Je ne parle pas ici du progressisme mondain des critiques
rock embourgeoisés, qui achètent leurs vinyles numériques à la fnac. Non, ceux-là
voudraient une révolution à la mai 68. Une jacquerie musicale balayant tout sur
son passage. Ils voient la musique comme une série d’explosions, un serpent qui
se mord la queue, et pensent qu’aujourd’hui le reptile c’est suicidé.
Il ne parlèrent du king que pour saluer sa mort, le
rocker devant selon eux passer de la gloire au trépas, sans rien laisser
derrière lui. Et bien non, le rock ce n’est pas cela, c’est une culture qui s’est
érigé par étapes, le passé nourrissant les exploits futurs. Réadapter le blues,
voilà la seule chose que firent les rockers, et ce peu importe leur proximité avec la source originelle.
Alors , maintenant que la chaine est cassée , que le
monument s’est tellement éloigné du socle qu’il semble branlant, le blues
revient sur le devant de la scène. Je ne suis pas en train de dire que le hard
rock, le psyché, le prog , n’ont servi à rien , au contraire. Ils ont mené à
une impasse, nourris de classiques en apparence indépassables, et qui ont
engendrés une sève plus pure.
Régulièrement, certains ont vu le cul de sac venir, et
donnèrent naissance au nihilisme punk , au purisme cartoonesque de ZZ top , ou
à la pop de prolos de creedence. 3 minutes , quelques riffs , et un retour à la
simplicité de Cochran ou Muddy Water. Chassez le rock n roll et il revient
flirter avec le blues.
Aujourd’hui plus qu’hier, ce virage est éclatant. Gary
Clark Jr a gagné un grammy , et Bonamassa , Joanne Shaw Taylord et Keannie
Wayne Shepperd se bousculent pour lui ravir sa couronne. Warren Hayne lui, est
encore au-dessus de tout ça, c’est un monument historique.
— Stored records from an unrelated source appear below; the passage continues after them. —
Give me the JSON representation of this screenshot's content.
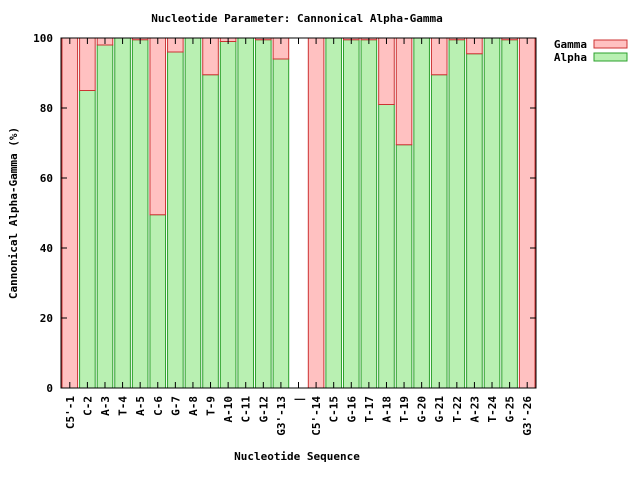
{
  "chart_data": {
    "type": "bar",
    "stacked": true,
    "title": "Nucleotide Parameter: Cannonical Alpha-Gamma",
    "xlabel": "Nucleotide Sequence",
    "ylabel": "Cannonical Alpha-Gamma (%)",
    "ylim": [
      0,
      100
    ],
    "yticks": [
      0,
      20,
      40,
      60,
      80,
      100
    ],
    "grid": false,
    "legend_position": "top-right",
    "categories": [
      "C5'-1",
      "C-2",
      "A-3",
      "T-4",
      "A-5",
      "C-6",
      "G-7",
      "A-8",
      "T-9",
      "A-10",
      "C-11",
      "G-12",
      "G3'-13",
      "|",
      "C5'-14",
      "C-15",
      "G-16",
      "T-17",
      "A-18",
      "T-19",
      "G-20",
      "G-21",
      "T-22",
      "A-23",
      "T-24",
      "G-25",
      "G3'-26"
    ],
    "series": [
      {
        "name": "Alpha",
        "color": "#b9f0b2",
        "edge": "#2ca02c",
        "values": [
          0,
          85,
          98,
          100,
          99.5,
          49.5,
          96,
          100,
          89.5,
          99,
          100,
          99.5,
          94,
          null,
          0,
          100,
          99.5,
          99.5,
          81,
          69.5,
          100,
          89.5,
          99.5,
          95.5,
          100,
          99.5,
          0
        ]
      },
      {
        "name": "Gamma",
        "color": "#ffc1c1",
        "edge": "#cc3333",
        "values": [
          100,
          15,
          2,
          0,
          0.5,
          50.5,
          4,
          0,
          10.5,
          1,
          0,
          0.5,
          6,
          null,
          100,
          0,
          0.5,
          0.5,
          19,
          30.5,
          0,
          10.5,
          0.5,
          4.5,
          0,
          0.5,
          100
        ]
      }
    ]
  }
}
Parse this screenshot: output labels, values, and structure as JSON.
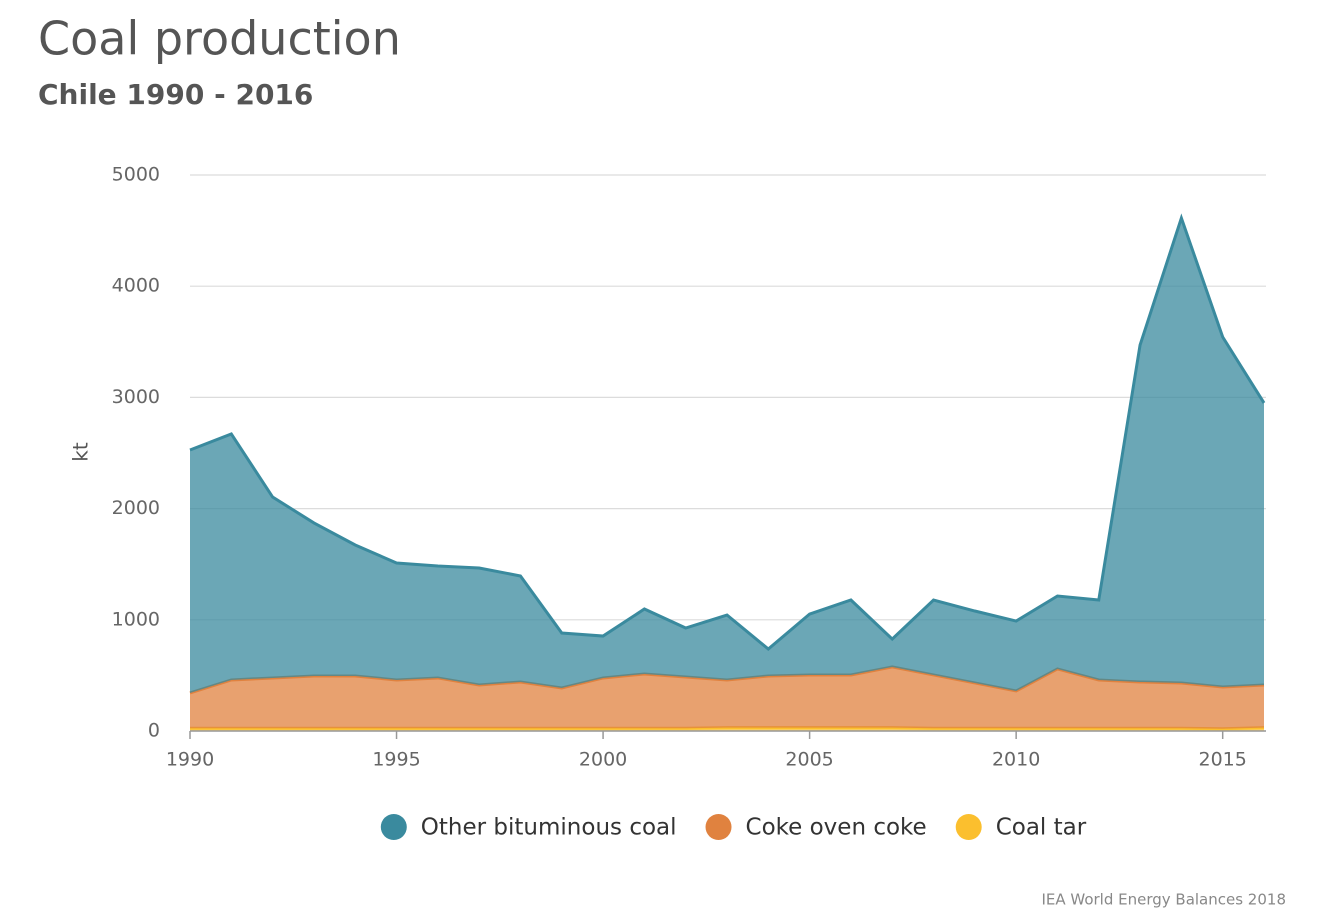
{
  "chart_data": {
    "type": "area",
    "stacked": true,
    "title": "Coal production",
    "subtitle": "Chile 1990 - 2016",
    "y_label": "kt",
    "source": "IEA World Energy Balances 2018",
    "x": [
      1990,
      1991,
      1992,
      1993,
      1994,
      1995,
      1996,
      1997,
      1998,
      1999,
      2000,
      2001,
      2002,
      2003,
      2004,
      2005,
      2006,
      2007,
      2008,
      2009,
      2010,
      2011,
      2012,
      2013,
      2014,
      2015,
      2016
    ],
    "series": [
      {
        "name": "Other bituminous coal",
        "color": "#3a8a9e",
        "values": [
          2185,
          2212,
          1627,
          1376,
          1178,
          1052,
          1007,
          1052,
          953,
          494,
          377,
          584,
          440,
          584,
          242,
          548,
          674,
          251,
          674,
          647,
          629,
          656,
          719,
          3030,
          4181,
          3147,
          2536
        ]
      },
      {
        "name": "Coke oven coke",
        "color": "#e0823f",
        "values": [
          317,
          434,
          452,
          470,
          470,
          434,
          452,
          389,
          416,
          362,
          452,
          488,
          461,
          429,
          465,
          474,
          474,
          546,
          479,
          407,
          335,
          533,
          434,
          416,
          407,
          376,
          384
        ]
      },
      {
        "name": "Coal tar",
        "color": "#fbbf2e",
        "values": [
          25,
          25,
          25,
          25,
          25,
          25,
          25,
          25,
          25,
          25,
          25,
          25,
          25,
          30,
          30,
          30,
          30,
          30,
          25,
          25,
          25,
          25,
          25,
          25,
          25,
          20,
          30
        ]
      }
    ],
    "xlim": [
      1990,
      2016
    ],
    "xticks": [
      1990,
      1995,
      2000,
      2005,
      2010,
      2015
    ],
    "ylim": [
      0,
      5000
    ],
    "yticks": [
      0,
      1000,
      2000,
      3000,
      4000,
      5000
    ],
    "grid": true
  }
}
Avec gov’t Mule , il a participé à la dernière charge
glorieuse des sudistes, et l’a un peu prolongé quand les black crowes ont
commencé à lâcher la rampe, en 1996. Le problème,
c’est que cet homme révélé par les frères allman était bien trop fin pour se
laisser enfermer dans un genre.
Alors , au déces d’Allen Woody , la mule est devenue son
jouet , qu’il emportait dans des expérimentations plus jazz. A ce titre , « sco
mule » renoue avec une somptuosité cool qu’on croyait morte depuis la fin
du mashavishnu orchestra. Par la suite , la mule a navigué sur les chemins
tortueux du reggae , et des autres fétiches musicaux de son leader.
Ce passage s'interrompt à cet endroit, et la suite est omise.